In the last few years I have had the new experience of trigger finger + cortisone injections. Now I have had trigger finger three times. The first time I had it, was in my thumb (that was probably 5 years ago.) Today, I just had another cortisone injection in my ring finger for trigger finger. Unfortunately I had a cortisone injection in the same finger about 6 months ago. I was told you can get a max of 4 shots per finger in your lifetime.

I guess I’m writing because the whole trigger finger thing freaks me out! :grimacing:
I start worrying about getting it in other fingers, having to have surgery… and there are a lot of fingers!

I was told that if surgery is needed, then it is a permanent fix. So I suppose even though that doesn’t sound fun, knowing that it is fixable is good.

I almost don’t want to ask for people’s stories with trigger finger (like I said, cause I’m kind of freaked out about it!) but am still curious to know what your experience has been like.

Also wondering about blood sugars after the shot? I’m my searching of the forum last night, I saw some people experienced highs after the shot. I was cautioned about this by the doctor, but I have not experienced anything extreme - just have been running a little high since yesterday afternoon when I got the injection.


Hi @Sofe! I’ve also had a few rounds of trigger digit. My first time was with my thumb, and it just took me forever to get it diagnosed. I think there was a lot of unnecessary pain and discomfort because of that late diagnosis. It was actually a year of pain—gone overnight. The second instance was diagnosed right away, and, again, treated by injection for immediate relief. The third faded in and faded out. :woman_shrugging:

I did have high blood sugar after the shots, but it wasn’t anything crazy. In fact, I took a nice long walk both times (not a fast one—was warned against any heavy exertion), and that, coupled with a couple of correction boluses, was enough to get me back in range. I know lots of people do a temp basal, but I didn’t even need all of that. I needed a walk, a handful of boluses, and not to have cake.

I hope you get it sorted, and I hope you don’t let yourself get too consumed by fear. Maybe another shot will be enough, and, if not, you can find a doctor who can help you arrive at a good decision.

I wish you luck!


Hi @Nickyghaleb !

Thanks for your input!
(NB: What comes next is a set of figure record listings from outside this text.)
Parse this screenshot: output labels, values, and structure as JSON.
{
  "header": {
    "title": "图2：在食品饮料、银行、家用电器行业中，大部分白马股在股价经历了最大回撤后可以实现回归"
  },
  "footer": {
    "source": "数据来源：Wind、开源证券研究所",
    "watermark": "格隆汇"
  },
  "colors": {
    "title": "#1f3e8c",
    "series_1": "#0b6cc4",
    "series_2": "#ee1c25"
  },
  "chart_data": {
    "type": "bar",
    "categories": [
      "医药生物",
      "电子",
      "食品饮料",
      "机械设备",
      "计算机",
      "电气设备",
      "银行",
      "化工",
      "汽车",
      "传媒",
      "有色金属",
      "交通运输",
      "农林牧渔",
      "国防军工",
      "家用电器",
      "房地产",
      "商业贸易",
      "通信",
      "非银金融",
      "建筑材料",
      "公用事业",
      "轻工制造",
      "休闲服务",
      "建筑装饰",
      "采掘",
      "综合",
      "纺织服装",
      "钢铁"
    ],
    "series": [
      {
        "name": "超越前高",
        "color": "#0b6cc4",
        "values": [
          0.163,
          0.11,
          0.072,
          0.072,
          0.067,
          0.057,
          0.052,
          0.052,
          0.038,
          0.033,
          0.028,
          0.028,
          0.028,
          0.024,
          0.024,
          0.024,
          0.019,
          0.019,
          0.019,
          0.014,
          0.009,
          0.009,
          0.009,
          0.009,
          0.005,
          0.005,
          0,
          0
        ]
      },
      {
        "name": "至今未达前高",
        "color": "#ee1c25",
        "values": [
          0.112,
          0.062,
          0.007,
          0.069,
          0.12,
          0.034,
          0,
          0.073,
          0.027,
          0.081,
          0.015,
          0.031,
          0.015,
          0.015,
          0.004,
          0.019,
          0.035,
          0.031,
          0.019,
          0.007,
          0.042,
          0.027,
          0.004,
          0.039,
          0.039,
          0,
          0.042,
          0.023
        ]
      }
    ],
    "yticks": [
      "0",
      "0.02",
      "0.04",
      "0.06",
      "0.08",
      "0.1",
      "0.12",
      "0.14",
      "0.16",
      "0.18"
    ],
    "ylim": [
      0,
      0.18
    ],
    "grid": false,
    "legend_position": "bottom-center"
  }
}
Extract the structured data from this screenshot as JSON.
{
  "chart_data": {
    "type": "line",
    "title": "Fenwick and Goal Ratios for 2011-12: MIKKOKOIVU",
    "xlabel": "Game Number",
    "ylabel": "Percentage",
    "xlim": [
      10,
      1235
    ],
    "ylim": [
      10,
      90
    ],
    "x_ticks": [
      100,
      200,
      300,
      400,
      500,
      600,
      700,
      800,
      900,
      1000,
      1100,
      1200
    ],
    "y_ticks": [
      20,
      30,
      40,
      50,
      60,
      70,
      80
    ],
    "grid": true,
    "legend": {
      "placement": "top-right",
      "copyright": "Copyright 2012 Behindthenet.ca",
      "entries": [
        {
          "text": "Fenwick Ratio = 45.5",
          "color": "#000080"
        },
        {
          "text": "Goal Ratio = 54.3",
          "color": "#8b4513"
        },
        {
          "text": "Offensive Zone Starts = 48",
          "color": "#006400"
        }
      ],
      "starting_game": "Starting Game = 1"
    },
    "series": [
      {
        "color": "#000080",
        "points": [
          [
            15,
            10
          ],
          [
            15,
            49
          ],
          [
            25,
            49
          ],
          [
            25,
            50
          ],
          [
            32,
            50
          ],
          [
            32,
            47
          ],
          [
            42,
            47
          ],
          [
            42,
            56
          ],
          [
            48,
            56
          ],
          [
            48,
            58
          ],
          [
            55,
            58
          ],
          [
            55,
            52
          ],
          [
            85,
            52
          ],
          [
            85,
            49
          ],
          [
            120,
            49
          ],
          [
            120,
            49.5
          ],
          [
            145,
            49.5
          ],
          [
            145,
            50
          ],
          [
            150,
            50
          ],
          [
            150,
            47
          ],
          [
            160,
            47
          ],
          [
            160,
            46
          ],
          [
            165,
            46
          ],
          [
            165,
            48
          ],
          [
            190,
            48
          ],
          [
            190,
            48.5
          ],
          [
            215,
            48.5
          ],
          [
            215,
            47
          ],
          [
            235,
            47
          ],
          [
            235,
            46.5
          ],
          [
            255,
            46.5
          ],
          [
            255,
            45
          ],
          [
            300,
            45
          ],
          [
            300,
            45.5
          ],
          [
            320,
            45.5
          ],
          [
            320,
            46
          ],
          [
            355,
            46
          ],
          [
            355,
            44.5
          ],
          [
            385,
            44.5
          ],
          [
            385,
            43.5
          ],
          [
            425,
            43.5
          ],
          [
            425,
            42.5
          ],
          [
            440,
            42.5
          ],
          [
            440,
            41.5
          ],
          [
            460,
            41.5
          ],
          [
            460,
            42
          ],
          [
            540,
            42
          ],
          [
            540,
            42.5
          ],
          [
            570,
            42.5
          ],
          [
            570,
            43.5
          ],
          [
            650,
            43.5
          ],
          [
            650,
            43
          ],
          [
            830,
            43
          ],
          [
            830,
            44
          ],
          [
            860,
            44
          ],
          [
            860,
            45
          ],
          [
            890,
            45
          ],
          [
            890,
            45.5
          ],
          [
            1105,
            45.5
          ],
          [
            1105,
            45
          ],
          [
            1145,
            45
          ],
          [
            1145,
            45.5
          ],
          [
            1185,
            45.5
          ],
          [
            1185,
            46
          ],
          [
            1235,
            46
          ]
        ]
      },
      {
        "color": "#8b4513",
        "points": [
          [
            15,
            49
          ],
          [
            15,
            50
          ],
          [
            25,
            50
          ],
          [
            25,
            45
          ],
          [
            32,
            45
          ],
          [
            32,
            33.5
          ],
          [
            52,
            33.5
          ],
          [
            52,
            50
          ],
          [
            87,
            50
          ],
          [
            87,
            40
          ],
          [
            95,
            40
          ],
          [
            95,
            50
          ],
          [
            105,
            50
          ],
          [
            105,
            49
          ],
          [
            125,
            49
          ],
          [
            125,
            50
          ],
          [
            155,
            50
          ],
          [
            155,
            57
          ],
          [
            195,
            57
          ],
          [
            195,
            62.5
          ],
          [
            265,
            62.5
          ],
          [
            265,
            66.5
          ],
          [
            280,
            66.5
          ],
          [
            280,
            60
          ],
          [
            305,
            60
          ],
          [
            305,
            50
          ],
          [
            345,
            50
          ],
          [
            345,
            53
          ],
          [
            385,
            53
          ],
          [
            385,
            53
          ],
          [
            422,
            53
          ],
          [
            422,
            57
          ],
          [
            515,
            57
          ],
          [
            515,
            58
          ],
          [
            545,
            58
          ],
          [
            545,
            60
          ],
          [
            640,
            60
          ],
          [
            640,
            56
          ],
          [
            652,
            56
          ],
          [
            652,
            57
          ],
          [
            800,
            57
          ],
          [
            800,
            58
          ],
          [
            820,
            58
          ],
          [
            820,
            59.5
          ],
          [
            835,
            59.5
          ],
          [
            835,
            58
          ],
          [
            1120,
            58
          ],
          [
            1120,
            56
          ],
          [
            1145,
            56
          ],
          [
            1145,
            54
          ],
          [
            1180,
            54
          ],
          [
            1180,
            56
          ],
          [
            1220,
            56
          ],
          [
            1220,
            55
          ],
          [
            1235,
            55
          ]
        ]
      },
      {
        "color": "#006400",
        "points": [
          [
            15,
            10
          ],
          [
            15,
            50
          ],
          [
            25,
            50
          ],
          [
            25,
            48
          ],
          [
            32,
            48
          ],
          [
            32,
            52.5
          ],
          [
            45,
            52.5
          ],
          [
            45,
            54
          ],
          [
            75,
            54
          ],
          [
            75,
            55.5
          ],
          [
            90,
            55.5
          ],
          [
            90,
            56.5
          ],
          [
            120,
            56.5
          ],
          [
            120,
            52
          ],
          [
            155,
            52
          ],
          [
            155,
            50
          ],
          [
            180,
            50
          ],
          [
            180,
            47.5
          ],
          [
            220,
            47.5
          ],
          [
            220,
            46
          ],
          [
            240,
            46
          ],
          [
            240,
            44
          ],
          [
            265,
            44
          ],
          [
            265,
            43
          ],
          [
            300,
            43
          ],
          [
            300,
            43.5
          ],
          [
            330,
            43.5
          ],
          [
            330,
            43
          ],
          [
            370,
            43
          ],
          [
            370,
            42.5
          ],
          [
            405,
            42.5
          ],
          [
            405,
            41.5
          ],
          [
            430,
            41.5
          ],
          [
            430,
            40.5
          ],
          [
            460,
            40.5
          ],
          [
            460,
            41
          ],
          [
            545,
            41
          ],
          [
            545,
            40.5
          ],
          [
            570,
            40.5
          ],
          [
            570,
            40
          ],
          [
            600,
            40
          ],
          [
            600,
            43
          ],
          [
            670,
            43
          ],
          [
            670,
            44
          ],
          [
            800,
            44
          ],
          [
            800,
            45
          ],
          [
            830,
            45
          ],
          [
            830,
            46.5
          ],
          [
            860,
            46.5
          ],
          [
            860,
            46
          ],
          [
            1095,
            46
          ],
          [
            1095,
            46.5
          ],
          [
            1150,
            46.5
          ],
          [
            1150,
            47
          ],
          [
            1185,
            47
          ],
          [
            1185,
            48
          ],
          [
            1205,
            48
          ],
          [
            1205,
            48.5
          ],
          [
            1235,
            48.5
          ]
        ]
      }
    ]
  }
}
Luckily I do like & trust the doctor (orthopedic surgeon who specializes in trigger finger) so if further treatment is needed, I feel like I’m in good hands.

And you’re right about not letting the fear consume (!) Sometimes it’s easy to go to a bunch of what if’s, but not so helpful.



That’s priceless. Then you can trust the recommendation. It’s nice to be able to voice concern and then let the doctor be the doctor.

Don’t get me wrong… I love the what if’s… I just try my best not to indulge. :grin: Or over-indulge maybe. Can’t stop that first wave. :roll_eyes:

1 Like

I had several trigger fingers and frozen shoulder after my 1st son was born. For the trigger finger, it was thumb and the index fingers in varying degrees. The thumb was the worst, at one point I could not move my thumb at all. I started a weight training program, at it completely went away. Like totally! I remember not being able pick up dumb bells at first, then within a few weeks it was gone. I could snap my fingers again.

I know it is anecdotal, but for me it worked. They say motion is lotion and I believe it. My shoulder is ongoing, I do mobility exercises just so it does not worsen.